Employment in clean energy experienced a dramatic boost this year, with hiring in the sector doubling from 2014's first quarter to the second, according to a new report from the nonprofit group Environmental Entrepreneurs (E2). The organization found that employers in clean energy and transportation announced 12,500 positions in the second quarter of this year.

E2 discovered 54 announcements of new work in the sector for 2014's second quarter. Jobs in clean energy and transportation were announced in 29 states. Arizona was the leader in expected clean energy jobs. The report noted 350 positions announced at Solar Wind Energy, Inc., in San Luis, Arizona.

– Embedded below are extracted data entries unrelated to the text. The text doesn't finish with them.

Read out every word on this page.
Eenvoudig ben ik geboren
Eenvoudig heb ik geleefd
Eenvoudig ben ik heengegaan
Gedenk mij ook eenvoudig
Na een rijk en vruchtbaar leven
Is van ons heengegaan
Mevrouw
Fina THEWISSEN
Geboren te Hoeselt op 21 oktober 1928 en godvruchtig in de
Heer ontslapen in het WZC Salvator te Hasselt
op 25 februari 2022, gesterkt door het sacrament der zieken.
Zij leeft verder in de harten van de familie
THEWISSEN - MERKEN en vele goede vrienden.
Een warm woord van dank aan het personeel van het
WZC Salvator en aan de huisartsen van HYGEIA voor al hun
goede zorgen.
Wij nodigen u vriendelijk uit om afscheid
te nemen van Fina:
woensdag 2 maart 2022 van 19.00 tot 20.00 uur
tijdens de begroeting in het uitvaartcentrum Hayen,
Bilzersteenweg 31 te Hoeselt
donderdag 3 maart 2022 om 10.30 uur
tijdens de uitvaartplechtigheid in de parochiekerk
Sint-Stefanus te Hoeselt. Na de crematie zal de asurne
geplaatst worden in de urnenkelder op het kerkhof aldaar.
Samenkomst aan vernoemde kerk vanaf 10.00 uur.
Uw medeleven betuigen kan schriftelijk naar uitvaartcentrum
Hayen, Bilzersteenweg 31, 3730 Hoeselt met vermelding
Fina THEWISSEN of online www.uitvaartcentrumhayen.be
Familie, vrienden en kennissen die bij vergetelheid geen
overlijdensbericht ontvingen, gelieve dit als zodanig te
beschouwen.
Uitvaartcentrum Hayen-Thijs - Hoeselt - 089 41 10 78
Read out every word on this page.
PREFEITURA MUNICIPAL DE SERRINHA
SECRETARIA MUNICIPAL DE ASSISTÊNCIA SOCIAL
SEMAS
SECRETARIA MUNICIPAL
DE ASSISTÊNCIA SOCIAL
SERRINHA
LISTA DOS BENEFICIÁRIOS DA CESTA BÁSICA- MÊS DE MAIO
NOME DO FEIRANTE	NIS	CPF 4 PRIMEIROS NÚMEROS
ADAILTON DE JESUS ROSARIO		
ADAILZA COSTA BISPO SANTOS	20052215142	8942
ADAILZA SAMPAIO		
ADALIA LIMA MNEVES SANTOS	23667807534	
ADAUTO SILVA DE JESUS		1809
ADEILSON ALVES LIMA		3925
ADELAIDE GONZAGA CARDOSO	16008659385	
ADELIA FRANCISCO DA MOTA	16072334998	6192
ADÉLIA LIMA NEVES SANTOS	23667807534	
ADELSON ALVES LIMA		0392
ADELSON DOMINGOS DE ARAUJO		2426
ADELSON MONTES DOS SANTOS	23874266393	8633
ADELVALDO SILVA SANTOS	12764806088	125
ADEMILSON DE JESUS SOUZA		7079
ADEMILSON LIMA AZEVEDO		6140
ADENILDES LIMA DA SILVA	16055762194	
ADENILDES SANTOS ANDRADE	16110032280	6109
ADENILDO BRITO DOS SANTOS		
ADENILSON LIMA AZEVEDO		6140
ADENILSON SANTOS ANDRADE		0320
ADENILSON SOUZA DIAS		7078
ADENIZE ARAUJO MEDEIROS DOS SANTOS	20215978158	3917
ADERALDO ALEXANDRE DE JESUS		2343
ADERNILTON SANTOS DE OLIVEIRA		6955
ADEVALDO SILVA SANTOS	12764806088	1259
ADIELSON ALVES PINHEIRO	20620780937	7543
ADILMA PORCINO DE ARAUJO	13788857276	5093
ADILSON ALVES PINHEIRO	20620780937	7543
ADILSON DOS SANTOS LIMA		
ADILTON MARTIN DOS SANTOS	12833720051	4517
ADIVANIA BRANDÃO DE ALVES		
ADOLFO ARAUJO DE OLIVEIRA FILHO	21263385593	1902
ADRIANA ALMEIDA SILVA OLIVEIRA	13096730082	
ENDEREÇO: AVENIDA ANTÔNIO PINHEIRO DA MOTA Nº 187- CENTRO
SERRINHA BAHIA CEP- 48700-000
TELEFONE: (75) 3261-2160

Across the country, however, solar power was predicted to account for the most jobs. While 2,700 positions were made available at companies supplying wind power, solar energy employment opportunites increased by 5,300, the report found. This marks the fifth consecutive quarter for which solar power generation led new job creation in clean energy. The top states for solar energy production were also among those with laws enabling residents to sell power they generated from solar arrays back to utilities companies.

California is one state expected to benefit most from the boom in solar power generation. Coming second on E2's list of the fastest-growing states for clean energy, California benefited from utility-scale solar installations. The construction of the Imperial Solar Energy Center West Project in Imperial County led to another 800 open jobs in the state.

New York also saw an influx of jobs in solar power generation. According to the report, SolarCity recently purchased Silevo, a manufacturer of solar equipment, and expects to build a facility generating 1 gigawatt per year in Buffalo add more than 1,000 positions as a result.

In the clean transportation sector, Tesla Motors and General Motors created the most new electric car-related jobs. Tesla Motors said that it would have 500 new positions in California, while Michigan, the state with the third-largest growth predicted in the sectors, could gain as many as 1,400 jobs from GM making batteries for its electric cars.

Data compiled in 2013 from the Environmental and Energy Study Institute showed that clean energy employment has been expanding for some time. In November 2012, an estimated 119,016 people worked in the solar power sector, a 13.2 percent increase from one year earlier. During that same period, total employment in the nation reportedly grew just 2.3 percent.